Und ich, ich sitze auf der Bank rauche meine Pfeife mit diesem köstlichen Tabak der mir, und das ist eigenartig, am Meer in Großbritannien, besser schmeckt als hier in meinem Tal. Vielleicht ist das auch ein Tabak der einfach ans Meer gehört, in das Land in dem er hergestellt wurde, möglicherweise ist aber auch die hitzeflirrende Luft die Ursache, dass mir der Long Cut nicht so mundet wie ich es sonst gewohnt bin. Vielleicht ist es aber auch nur eine Einbildung von mir.

Ich habe Durst und greife zum Teeglas, es ist leer. Und plötzlich erinnere ich mich wieder wie ich einst in den Bergen von Galiläa unterwegs war. Im Wadi el Amud wanderte ich damals und es war glühend heiß, die Hitze noch verstärkt durch die Felswände des Tales, mein Wasservorrat war schon lange aufgebraucht, ich litt Durst. Jeder von euch, geneigte Leser, der schon einmal durstig gewesen ist, wird wissen wie das ist: Quälend, um es mit einem Wort dürftig zu umschreiben. Ein Wanderer, von den Bergen herabkommend kam vorbei, sah wohl meine missliche Verfassung und bot mir aus seiner Flasche zu trinken an, lauwarmes Wasser das aber für mich eine reine Labsal war.
Tage später stand ich dann an der Dan Quelle des Jordan, sprudelnd und schäumend schoss da Wasser aus vielen Quellöffnungen, vereinte sich in einen reißenden Bach, kleine Wasserfälle bildend. Hier gab's Wasser im Überfluss, Durst musste hier an dieser Quelle wohl niemand leiden, wenigstens keinen körperlichen Durst. Den Durst der Seele konnte freilich dieses Wasser, sei es noch so klar und rein, nicht löschen.

Friedrich Hölderlin, dieser große Dichter dessen Gedichte ich gerne lese kam mir plötzlich in den Sinn, dessen Seele ebenfalls durstig war und die langsam hinüberglitt, hinüberdämmerte in eine Welt die für uns ewig verborgen und im dunkeln bleiben wird. In einem Turm in Tübingen ist sie dann erloschen, still und ruhig, so wie eine Kerze einfach verlöscht wenn das Wachs verbraucht ist. Seltsam was da doch plötzlich für Erinnerungen auftauchen können, was für Gedanken einem kommen. Seltsam und eigenartig fürwahr.

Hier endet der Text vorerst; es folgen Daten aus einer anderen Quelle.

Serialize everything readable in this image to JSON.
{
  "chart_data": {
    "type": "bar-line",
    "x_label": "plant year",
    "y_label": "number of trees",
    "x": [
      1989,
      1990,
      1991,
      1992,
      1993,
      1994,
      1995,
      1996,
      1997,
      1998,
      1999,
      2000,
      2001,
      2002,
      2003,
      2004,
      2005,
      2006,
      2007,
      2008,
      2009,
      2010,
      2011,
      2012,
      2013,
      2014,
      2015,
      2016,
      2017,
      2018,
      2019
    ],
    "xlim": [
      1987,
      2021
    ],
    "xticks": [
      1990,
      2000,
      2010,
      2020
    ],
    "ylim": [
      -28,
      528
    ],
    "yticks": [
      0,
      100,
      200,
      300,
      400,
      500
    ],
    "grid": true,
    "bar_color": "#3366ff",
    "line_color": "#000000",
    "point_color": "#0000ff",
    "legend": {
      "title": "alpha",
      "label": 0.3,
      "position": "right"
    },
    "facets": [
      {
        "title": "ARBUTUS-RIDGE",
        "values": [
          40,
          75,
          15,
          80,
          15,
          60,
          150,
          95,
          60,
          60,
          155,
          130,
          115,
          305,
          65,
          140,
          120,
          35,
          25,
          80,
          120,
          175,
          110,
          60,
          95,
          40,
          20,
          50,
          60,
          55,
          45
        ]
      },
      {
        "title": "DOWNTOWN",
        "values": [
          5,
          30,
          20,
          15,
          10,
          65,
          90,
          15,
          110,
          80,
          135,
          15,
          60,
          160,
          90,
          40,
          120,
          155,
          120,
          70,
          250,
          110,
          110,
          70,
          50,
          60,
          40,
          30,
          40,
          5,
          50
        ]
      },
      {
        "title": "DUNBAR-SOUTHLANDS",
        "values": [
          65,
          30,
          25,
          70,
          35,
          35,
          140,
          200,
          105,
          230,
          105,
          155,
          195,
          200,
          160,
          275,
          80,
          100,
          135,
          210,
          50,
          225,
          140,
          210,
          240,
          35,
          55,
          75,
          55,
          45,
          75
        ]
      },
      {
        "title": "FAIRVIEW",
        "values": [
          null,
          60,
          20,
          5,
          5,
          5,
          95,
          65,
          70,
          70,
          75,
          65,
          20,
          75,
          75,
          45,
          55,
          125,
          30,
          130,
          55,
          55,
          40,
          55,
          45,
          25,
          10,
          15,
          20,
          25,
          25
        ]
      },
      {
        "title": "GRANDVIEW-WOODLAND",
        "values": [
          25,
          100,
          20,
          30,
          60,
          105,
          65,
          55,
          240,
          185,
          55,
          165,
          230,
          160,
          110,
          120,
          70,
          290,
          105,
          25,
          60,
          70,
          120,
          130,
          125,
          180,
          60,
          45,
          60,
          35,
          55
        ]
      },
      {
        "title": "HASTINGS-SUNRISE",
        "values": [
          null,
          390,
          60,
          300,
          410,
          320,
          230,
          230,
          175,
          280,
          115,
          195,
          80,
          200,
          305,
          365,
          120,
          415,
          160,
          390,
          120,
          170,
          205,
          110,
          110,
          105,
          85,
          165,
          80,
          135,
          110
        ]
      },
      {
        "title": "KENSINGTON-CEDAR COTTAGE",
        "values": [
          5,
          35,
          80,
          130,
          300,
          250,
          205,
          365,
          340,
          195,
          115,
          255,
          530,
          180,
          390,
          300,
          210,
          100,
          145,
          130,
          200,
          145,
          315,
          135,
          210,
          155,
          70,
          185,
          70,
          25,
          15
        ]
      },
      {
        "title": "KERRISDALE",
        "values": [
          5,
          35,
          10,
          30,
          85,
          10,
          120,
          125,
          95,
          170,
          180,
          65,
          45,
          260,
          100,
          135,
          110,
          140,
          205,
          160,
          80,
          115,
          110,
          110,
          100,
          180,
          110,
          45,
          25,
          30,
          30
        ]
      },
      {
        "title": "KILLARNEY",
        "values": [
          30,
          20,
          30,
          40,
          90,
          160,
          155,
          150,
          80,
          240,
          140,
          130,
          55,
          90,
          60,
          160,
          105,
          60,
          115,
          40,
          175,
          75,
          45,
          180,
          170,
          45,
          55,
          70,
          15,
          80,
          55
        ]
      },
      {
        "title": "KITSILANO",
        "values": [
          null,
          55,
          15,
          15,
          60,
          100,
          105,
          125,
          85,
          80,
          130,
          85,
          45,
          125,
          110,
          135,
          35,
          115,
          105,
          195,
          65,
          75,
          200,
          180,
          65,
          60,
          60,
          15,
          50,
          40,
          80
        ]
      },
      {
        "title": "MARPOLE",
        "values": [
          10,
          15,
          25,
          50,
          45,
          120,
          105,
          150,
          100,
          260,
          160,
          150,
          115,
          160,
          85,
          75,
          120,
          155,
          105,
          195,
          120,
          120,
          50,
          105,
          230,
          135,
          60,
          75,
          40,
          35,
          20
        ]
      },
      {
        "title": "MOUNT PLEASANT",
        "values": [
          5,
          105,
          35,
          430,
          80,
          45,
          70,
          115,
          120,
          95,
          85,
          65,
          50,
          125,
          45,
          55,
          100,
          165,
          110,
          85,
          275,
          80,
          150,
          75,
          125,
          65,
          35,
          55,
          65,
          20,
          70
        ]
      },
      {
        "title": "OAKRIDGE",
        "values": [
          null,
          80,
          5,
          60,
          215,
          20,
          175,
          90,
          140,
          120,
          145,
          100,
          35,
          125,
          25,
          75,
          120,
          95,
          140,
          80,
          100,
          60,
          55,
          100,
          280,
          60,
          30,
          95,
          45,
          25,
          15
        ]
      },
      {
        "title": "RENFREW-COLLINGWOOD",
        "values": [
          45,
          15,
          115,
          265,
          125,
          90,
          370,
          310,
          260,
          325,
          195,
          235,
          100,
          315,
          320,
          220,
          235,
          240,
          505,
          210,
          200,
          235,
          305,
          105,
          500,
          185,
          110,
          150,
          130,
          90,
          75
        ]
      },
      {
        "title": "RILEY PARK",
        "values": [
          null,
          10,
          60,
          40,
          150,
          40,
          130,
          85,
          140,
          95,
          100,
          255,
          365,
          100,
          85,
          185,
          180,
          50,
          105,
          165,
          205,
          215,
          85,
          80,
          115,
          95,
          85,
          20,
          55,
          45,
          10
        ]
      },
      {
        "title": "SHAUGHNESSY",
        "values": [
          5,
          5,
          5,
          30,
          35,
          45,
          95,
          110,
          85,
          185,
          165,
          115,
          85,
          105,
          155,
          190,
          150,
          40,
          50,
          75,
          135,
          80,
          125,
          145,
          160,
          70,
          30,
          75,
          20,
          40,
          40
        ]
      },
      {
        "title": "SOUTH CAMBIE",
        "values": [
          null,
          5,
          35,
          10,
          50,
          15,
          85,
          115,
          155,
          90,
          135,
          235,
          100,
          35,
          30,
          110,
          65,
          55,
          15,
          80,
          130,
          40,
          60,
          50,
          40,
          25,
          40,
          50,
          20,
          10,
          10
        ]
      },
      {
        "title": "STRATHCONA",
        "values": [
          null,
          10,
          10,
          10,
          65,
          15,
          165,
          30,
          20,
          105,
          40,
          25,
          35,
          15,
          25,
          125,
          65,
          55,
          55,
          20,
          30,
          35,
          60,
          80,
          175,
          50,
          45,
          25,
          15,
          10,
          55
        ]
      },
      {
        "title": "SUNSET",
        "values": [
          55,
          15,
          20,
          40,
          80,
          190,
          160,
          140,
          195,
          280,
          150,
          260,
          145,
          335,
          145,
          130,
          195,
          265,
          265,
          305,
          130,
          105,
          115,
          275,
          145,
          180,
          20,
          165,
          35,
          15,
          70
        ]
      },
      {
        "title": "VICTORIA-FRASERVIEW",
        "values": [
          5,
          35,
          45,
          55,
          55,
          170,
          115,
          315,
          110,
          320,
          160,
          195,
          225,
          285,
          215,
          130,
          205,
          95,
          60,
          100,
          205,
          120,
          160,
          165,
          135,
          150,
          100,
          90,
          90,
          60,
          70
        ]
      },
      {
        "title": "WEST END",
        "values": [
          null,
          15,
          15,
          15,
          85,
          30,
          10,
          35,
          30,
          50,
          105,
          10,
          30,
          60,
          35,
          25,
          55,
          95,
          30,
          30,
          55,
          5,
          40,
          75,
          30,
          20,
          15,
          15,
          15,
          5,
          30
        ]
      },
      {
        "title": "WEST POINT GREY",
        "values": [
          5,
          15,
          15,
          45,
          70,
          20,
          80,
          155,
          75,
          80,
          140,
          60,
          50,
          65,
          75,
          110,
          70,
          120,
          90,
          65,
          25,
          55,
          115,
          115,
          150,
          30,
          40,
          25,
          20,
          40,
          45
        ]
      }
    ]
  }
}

Meine Pfeife war ausgegangen und ich entzündete sie von neuem, der Rauch löste sich im aufkommenden Wind schnell auf und wurde ins irgendwohin verweht. In der Ferne zuckten die ersten Blitze vom Himmel der nun mit schwarzen Wolken verhangen war, das Wetter nahte. Der heftige Wind, der das drohende Unwetter ankündigte, rüttelte an den Zweigen der Büsche, fuhr in die verblühenden Blüten der Pfingstrosen, schüttelte ihre Blütenblätter herab. Noch einmal wollte ich mich meinen Gedanken zuwenden, sie nochmals auf die Reise ins Vergangene schicken, aber ein greller Blitz und ein gleich darauffolgender Donnerschlag, der mich erschreckt zusammenzucken ließ, vereitelten das Unterfangen.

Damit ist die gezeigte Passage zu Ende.